Poul Anderson makes it seem that Flandry is dead before his series has even started. Max Abrams thinks:
"Wasn't just that a flitter was missing, nor even that the pilot was probably dead. Vehicles got shot down and men got killed more and more often. Too bad about this kid, who was he, yes, Ensign Dominic Flandry. Glad I never met him. Glad I don't have to write to his parents." (Ensign Flandry, CHAPTER TWO, p. 13)
Fodaich Runei says:
"'...we hold it had no right, as a foreign naval vessel, to fly over the waters.
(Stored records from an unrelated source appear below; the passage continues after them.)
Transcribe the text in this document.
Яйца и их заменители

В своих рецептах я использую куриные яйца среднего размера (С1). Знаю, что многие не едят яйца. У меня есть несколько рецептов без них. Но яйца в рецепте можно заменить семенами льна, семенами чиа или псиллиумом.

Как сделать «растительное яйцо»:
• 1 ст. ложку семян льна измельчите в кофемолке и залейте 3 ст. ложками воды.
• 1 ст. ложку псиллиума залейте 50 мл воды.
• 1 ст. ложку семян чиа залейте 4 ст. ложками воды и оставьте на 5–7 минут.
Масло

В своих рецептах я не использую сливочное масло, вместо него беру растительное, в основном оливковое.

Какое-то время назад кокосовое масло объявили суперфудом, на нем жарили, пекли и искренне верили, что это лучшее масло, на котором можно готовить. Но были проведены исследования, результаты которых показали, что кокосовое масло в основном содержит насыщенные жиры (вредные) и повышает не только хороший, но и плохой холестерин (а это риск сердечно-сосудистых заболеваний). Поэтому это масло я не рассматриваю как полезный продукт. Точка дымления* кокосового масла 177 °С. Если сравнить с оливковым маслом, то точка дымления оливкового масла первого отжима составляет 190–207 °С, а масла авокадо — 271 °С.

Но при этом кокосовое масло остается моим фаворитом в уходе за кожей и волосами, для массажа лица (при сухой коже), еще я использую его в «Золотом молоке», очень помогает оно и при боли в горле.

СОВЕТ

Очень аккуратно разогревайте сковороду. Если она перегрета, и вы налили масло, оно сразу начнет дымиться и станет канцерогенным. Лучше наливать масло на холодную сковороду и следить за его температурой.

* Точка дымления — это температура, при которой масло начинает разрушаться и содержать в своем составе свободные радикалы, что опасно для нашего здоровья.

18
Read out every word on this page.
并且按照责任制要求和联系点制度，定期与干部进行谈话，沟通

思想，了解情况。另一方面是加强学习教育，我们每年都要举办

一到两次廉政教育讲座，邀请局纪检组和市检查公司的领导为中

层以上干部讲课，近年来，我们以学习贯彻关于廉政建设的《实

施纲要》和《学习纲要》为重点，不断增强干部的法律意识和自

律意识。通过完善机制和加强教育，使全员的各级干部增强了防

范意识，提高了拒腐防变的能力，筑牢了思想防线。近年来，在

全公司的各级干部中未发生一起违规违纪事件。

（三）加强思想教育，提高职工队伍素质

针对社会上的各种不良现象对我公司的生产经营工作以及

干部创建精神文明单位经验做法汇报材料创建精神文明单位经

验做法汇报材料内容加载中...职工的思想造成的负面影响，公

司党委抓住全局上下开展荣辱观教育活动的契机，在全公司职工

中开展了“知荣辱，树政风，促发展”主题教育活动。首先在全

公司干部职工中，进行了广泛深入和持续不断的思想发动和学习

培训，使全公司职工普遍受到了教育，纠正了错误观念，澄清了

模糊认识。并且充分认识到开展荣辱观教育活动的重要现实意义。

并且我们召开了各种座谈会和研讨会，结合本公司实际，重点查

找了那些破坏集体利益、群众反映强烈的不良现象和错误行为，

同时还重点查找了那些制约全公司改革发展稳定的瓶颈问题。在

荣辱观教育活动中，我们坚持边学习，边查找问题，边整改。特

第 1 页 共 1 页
Any consequences must be on the pilot's own head.'" (p. 18)
Later:
"Where had young Flandry been from, and what memories did he carry to darkness?
"On a sudden impulse Abrams put down his cigar, bent his head, and inwardly recited the Kaddish." (ibid.)
So R.I.P. Flandry? The title tells us that this novel is about Ensign Flandry but it is conceivable that the rest of the text will turn out to be an extended flashback returning readers to the moment of his death...
Then the (figurative) resurrection:
"Ensign Dominic Flandry, Imperial Naval Flight Corps, did not know whether he was alive through luck or management." (CHAPTER FOUR, p. 29)
After three chapters and twenty four pages of build-up and lead-in, we finally get to the man himself and his point of view. The rest is future history.
1 comment:
Kaor, Paul!
Yes, it was ingenious of Anderson to kind of lead readers to think Flandry was dead. I never thought of that flashback possibility, tho, that the entire story might have been written in flashbacks ending with Flandry's death.
Neatly put: "The rest is future history"!